El homo religiosus, a diferencia del agnóstico, no cree que su existencia empiece y acabe con la intelección -que lo limita todo a lo que puede ser experimentado por los sentidos y acotado mediante la razón-, sino que admite una deuda eterna con algo que le supera y le acoge... y a esa instancia le ha dado el nombre de Dios. Se trata de una dimensión admitida por todas las culturas, sin excepción (incluida la Grecia clásica, artífice de la filosofía y la democracia), hasta que la Ilustración le declaró abiertamente la guerra, tratando de arrinconarla en un papel como mucho decorativo, junto a la superstición, la magia y los cuentos de hadas. Con ello, la humanidad perdía el contacto con lo que le es más propio, que es precisamente lo que la aboca a lo que ella no es -porque se encuentra más allá de las categorías del ser y el no ser- y la dota de sentido desde fuera. La utopía de la Modernidad, que es la autofundación del sujeto sin referencia a nada externo a sí mismo, se ha convertido en el paradigma que oprime y sofoca en la persona lo que le define en cuanto tal: su relación con Dios en cuanto exterioridad fundante.
Pues bien, de forma concomitante a la pulsión profana de la Modernidad, la obsesión del fundamentalismo -que sólo tangencialmente podemos calificar de religioso, pues en verdad es la suya una vocación de índole política y social- consiste en aplastar la infinita ambigüedad del mensaje divino para reducirla a un catálogo rígido y unívoco de dictámenes de comportamiento individual y colectivo. La noción misma de ortodoxia, cuando se aplica al ámbito religioso, tiene algo de aberrante y depauperador de la espiritualidad humana. Más allá de los diez mandamientos, que sólo un canalla impugnaría, la vitalidad religiosa del individuo ha de vehicularse a través de modalidades informales, si se las puede llamar así, en las cuales se preserve la pregnancia trascendente de la religiosidad, sin la cual la fe degenera en mera opinión. Por ello los ámbitos privilegiados de la expresión religiosa son el arte y los ritos, los cuales, más allá de su apariencia material, codificada y logran contener una virtualidad simbólica sin la que aquélla se empobrece y degenera en pura ideología.

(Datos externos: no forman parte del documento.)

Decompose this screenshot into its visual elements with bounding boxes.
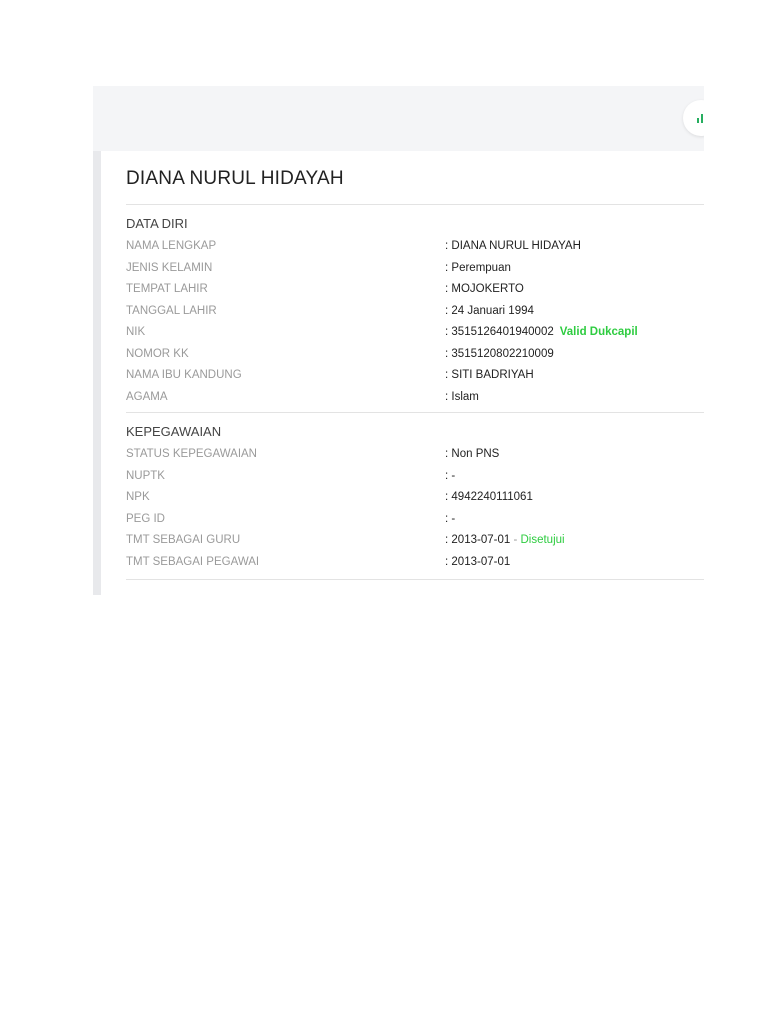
top-bar (93, 86, 704, 151)
value-text: Non PNS (451, 448, 500, 460)
row-tempat-lahir: TEMPAT LAHIR : MOJOKERTO (126, 279, 704, 301)
colon: : (445, 448, 449, 460)
value-text: 4942240111061 (451, 491, 533, 503)
approval-status: Disetujui (520, 534, 565, 546)
colon: : (445, 283, 449, 295)
value-text: Islam (451, 390, 479, 403)
colon: : (445, 512, 449, 525)
colon: : (445, 555, 449, 568)
colon: : (445, 261, 449, 274)
row-label: JENIS KELAMIN (126, 261, 213, 274)
value-text: MOJOKERTO (451, 283, 524, 295)
value-text: - (451, 512, 456, 525)
row-tanggal-lahir: TANGGAL LAHIR : 24 Januari 1994 (126, 301, 704, 323)
row-nuptk: NUPTK : - (126, 466, 704, 488)
value-text: Perempuan (451, 261, 511, 274)
row-value: : - (445, 466, 455, 488)
colon: : (445, 347, 449, 360)
row-label: NAMA IBU KANDUNG (126, 369, 242, 381)
profile-panel: DIANA NURUL HIDAYAH DATA DIRI NAMA LENGK… (93, 86, 704, 595)
row-value: : Perempuan (445, 258, 511, 280)
row-value: : Islam (445, 387, 479, 409)
row-npk: NPK : 4942240111061 (126, 487, 704, 509)
row-label: NPK (126, 491, 150, 503)
row-label: NUPTK (126, 469, 165, 482)
row-value: : Non PNS (445, 444, 499, 466)
row-value: : 2013-07-01 (445, 552, 510, 574)
value-text: DIANA NURUL HIDAYAH (451, 240, 581, 252)
row-label: TANGGAL LAHIR (126, 304, 217, 317)
row-value: : - (445, 509, 455, 531)
section-divider-end (126, 579, 704, 580)
bar-chart-icon (697, 113, 704, 123)
row-jenis-kelamin: JENIS KELAMIN : Perempuan (126, 258, 704, 280)
section-divider (126, 412, 704, 413)
row-value: : 2013-07-01 - Disetujui (445, 530, 565, 552)
value-text: 2013-07-01 (451, 534, 511, 546)
row-value: : SITI BADRIYAH (445, 365, 534, 387)
section-title-data-diri: DATA DIRI (126, 216, 188, 231)
row-nama-lengkap: NAMA LENGKAP : DIANA NURUL HIDAYAH (126, 236, 704, 258)
row-value: : 3515120802210009 (445, 344, 554, 366)
page-title: DIANA NURUL HIDAYAH (126, 168, 704, 205)
colon: : (445, 390, 449, 403)
row-value: : DIANA NURUL HIDAYAH (445, 236, 581, 258)
value-text: 2013-07-01 (451, 555, 511, 568)
row-label: NOMOR KK (126, 347, 189, 360)
value-text: 3515120802210009 (451, 347, 554, 360)
row-label: NIK (126, 326, 146, 338)
row-label: TMT SEBAGAI PEGAWAI (126, 555, 260, 568)
row-agama: AGAMA : Islam (126, 387, 704, 409)
left-accent-bar (93, 151, 101, 595)
value-text: - (451, 469, 456, 482)
row-tmt-sebagai-guru: TMT SEBAGAI GURU : 2013-07-01 - Disetuju… (126, 530, 704, 552)
status-separator: - (513, 534, 518, 546)
row-nama-ibu-kandung: NAMA IBU KANDUNG : SITI BADRIYAH (126, 365, 704, 387)
row-label: NAMA LENGKAP (126, 240, 217, 252)
row-tmt-sebagai-pegawai: TMT SEBAGAI PEGAWAI : 2013-07-01 (126, 552, 704, 574)
row-label: STATUS KEPEGAWAIAN (126, 448, 257, 460)
valid-dukcapil-badge: Valid Dukcapil (559, 326, 638, 338)
colon: : (445, 469, 449, 482)
profile-content: DIANA NURUL HIDAYAH DATA DIRI NAMA LENGK… (126, 151, 704, 580)
row-label: TMT SEBAGAI GURU (126, 534, 241, 546)
value-text: 3515126401940002 (451, 326, 554, 338)
row-value: : 24 Januari 1994 (445, 301, 534, 323)
row-label: PEG ID (126, 512, 165, 525)
row-label: AGAMA (126, 390, 168, 403)
row-peg-id: PEG ID : - (126, 509, 704, 531)
value-text: 24 Januari 1994 (451, 304, 534, 317)
stats-button[interactable] (683, 100, 704, 136)
row-value: : MOJOKERTO (445, 279, 524, 301)
row-value: : 3515126401940002 Valid Dukcapil (445, 322, 638, 344)
value-text: SITI BADRIYAH (451, 369, 534, 381)
colon: : (445, 240, 449, 252)
row-value: : 4942240111061 (445, 487, 533, 509)
section-title-kepegawaian: KEPEGAWAIAN (126, 424, 222, 439)
colon: : (445, 326, 449, 338)
row-nik: NIK : 3515126401940002 Valid Dukcapil (126, 322, 704, 344)
colon: : (445, 534, 449, 546)
row-nomor-kk: NOMOR KK : 3515120802210009 (126, 344, 704, 366)
colon: : (445, 304, 449, 317)
colon: : (445, 369, 449, 381)
row-status-kepegawaian: STATUS KEPEGAWAIAN : Non PNS (126, 444, 704, 466)
colon: : (445, 491, 449, 503)
row-label: TEMPAT LAHIR (126, 283, 208, 295)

La lección de Karen Armstrong, que la autora formula de manera explícita en los libros que de ella he tenido la oportunidad de leer, es que cualquier discurso que trate de reconducir la infinita ambigüedad congénita a la religión (esa dimensión mítica que ella, de modo absolutamente pertinente, confronta al logos racional), por fuerza es de naturaleza ideológica y opresiva... incluso si se llena la boca con la palabra Dios. La religión es el ámbito genuino de la libertad humana, y toda estrategia que usurpe dicho espacio fundacional acabe acarreando desgracia y opresión. Visto el estado en el que, a principios del tercer milenio, se encuentra la humanidad, me parece que es un mensaje al que vale la pena atender.